Two hundred and twenty-five years ago, the sounds of beating drums and marching soldiers echoed around the beach at Goodwick, as the Pembroke Yeomanry accepted the surrender of the French army who had attempted to invade Great Britain two days earlier by landing troops on nearby Carreg Wastad.

Saturday, June 25, will see a celebration to mark what is one of the most significant events in local and national history when the present-day Pembroke Yeomanry, complete with drums, will parade along the Parrog, Goodwick.

They will be accompanied by over 100 local children in period costume as well as local heroine, Jemima Nicholas, service veterans, sea cadets and sea scouts.

The Queen’s Lord Lieutenant of Dyfed, Sara Edwards, will inspect and take the salute as this memorable event is commemorated.

The event will also include local artisans selling their wares, musical moments from Pembrokeshire Welsh Learners Choir, ukulele workshops, clog dancing workshops and face painting.

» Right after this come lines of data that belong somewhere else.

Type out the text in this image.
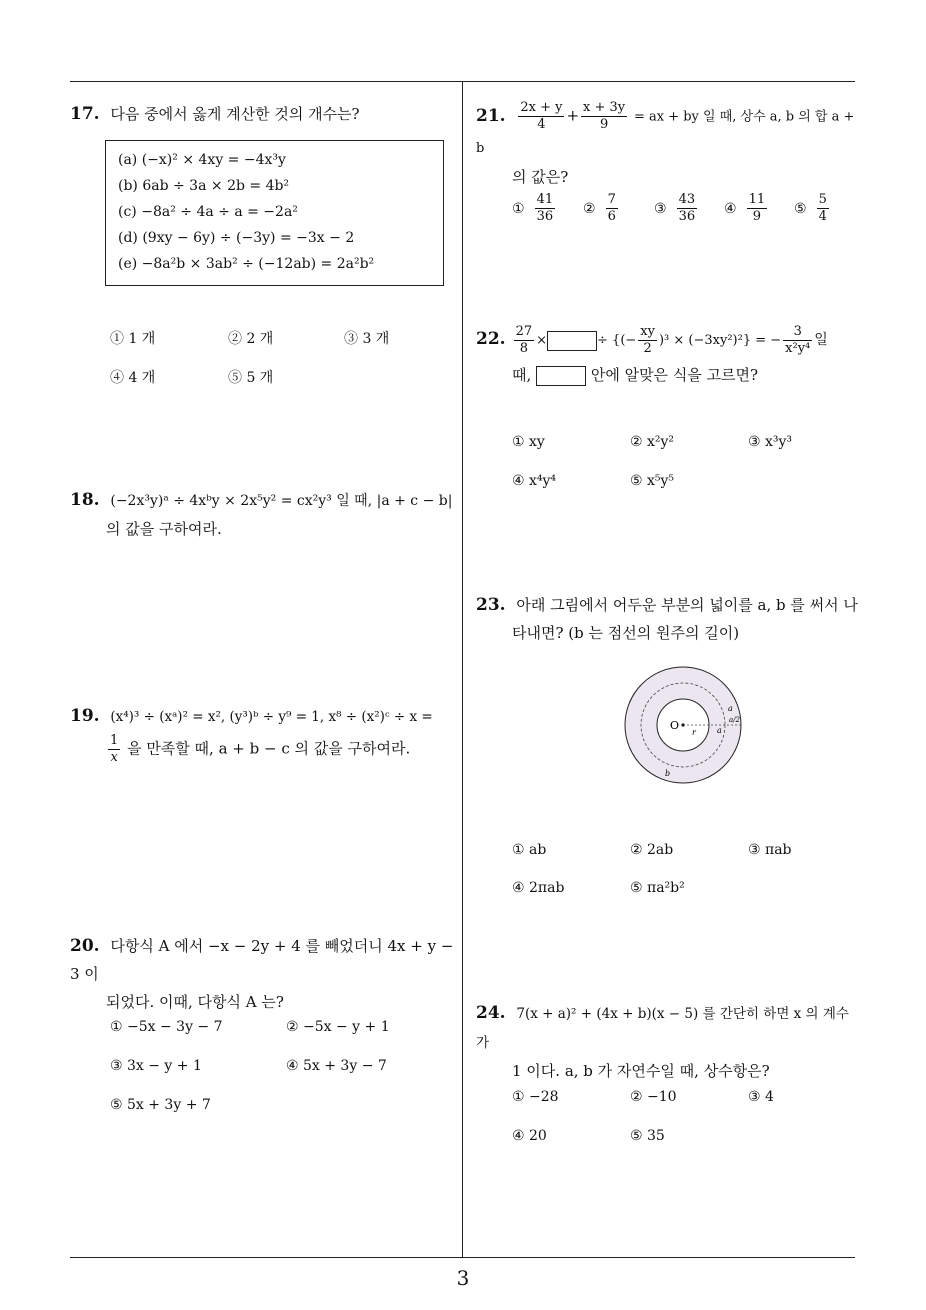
17. 다음 중에서 옳게 계산한 것의 개수는?
(a) (−x)² × 4xy = −4x³y
(b) 6ab ÷ 3a × 2b = 4b²
(c) −8a² ÷ 4a ÷ a = −2a²
(d) (9xy − 6y) ÷ (−3y) = −3x − 2
(e) −8a²b × 3ab² ÷ (−12ab) = 2a²b²
① 1 개	② 2 개	③ 3 개
④ 4 개	⑤ 5 개
18. (−2x³y)ᵃ ÷ 4xᵇy × 2x⁵y² = cx²y³ 일 때, |a + c − b|
의 값을 구하여라.
19. (x⁴)³ ÷ (xᵃ)² = x², (y³)ᵇ ÷ y⁹ = 1, x⁸ ÷ (x²)ᶜ ÷ x =
$\frac{1}{x}$ 을 만족할 때, a + b − c 의 값을 구하여라.
20. 다항식 A 에서 −x − 2y + 4 를 빼었더니 4x + y − 3 이
되었다. 이때, 다항식 A 는?
① −5x − 3y − 7	② −5x − y + 1
③ 3x − y + 1	④ 5x + 3y − 7
⑤ 5x + 3y + 7
21. $\frac{2x + y}{4} + \frac{x + 3y}{9}$ = ax + by 일 때, 상수 a, b 의 합 a + b
의 값은?
① $\frac{41}{36}$ ② $\frac{7}{6}$	③ $\frac{43}{36}$ ④ $\frac{11}{9}$ ⑤ $\frac{5}{4}$
22. $\frac{27}{8}$ ×	÷ {(− $\frac{xy}{2} )^3 \times (-3xy^2)^2$} = − $\frac{3}{\text{x²y⁴}}$ 일
때,	안에 알맞은 식을 고르면?
① xy	② x²y²	③ x³y³
④ x⁴y⁴	⑤ x⁵y⁵
23. 아래 그림에서 어두운 부분의 넓이를 a, b 를 써서 나
타내면? (b 는 점선의 원주의 길이)
O
r
a
a/2
a
b
① ab	② 2ab	③ πab
④ 2πab	⑤ πa²b²
24. 7(x + a)² + (4x + b)(x − 5) 를 간단히 하면 x 의 계수가
1 이다. a, b 가 자연수일 때, 상수항은?
① −28	② −10	③ 4
④ 20	⑤ 35
3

The event will begin at 10.30 with a welcome from Julie Coggins, chair of the Fishguard Invasion Centre Trust, followed by a brief history of the Yeomanry.

After a five-minute Drum Head Service, where the altar is created from a stack of drums covered by the colours of the regiment, all participants will line up to march along the Parrog. Once the parade is completed, the remaining activities will begin.

The day’s celebrations, organised by Fishguard Invasion Centre Trust, have been supported financially by Fishguard Town Council.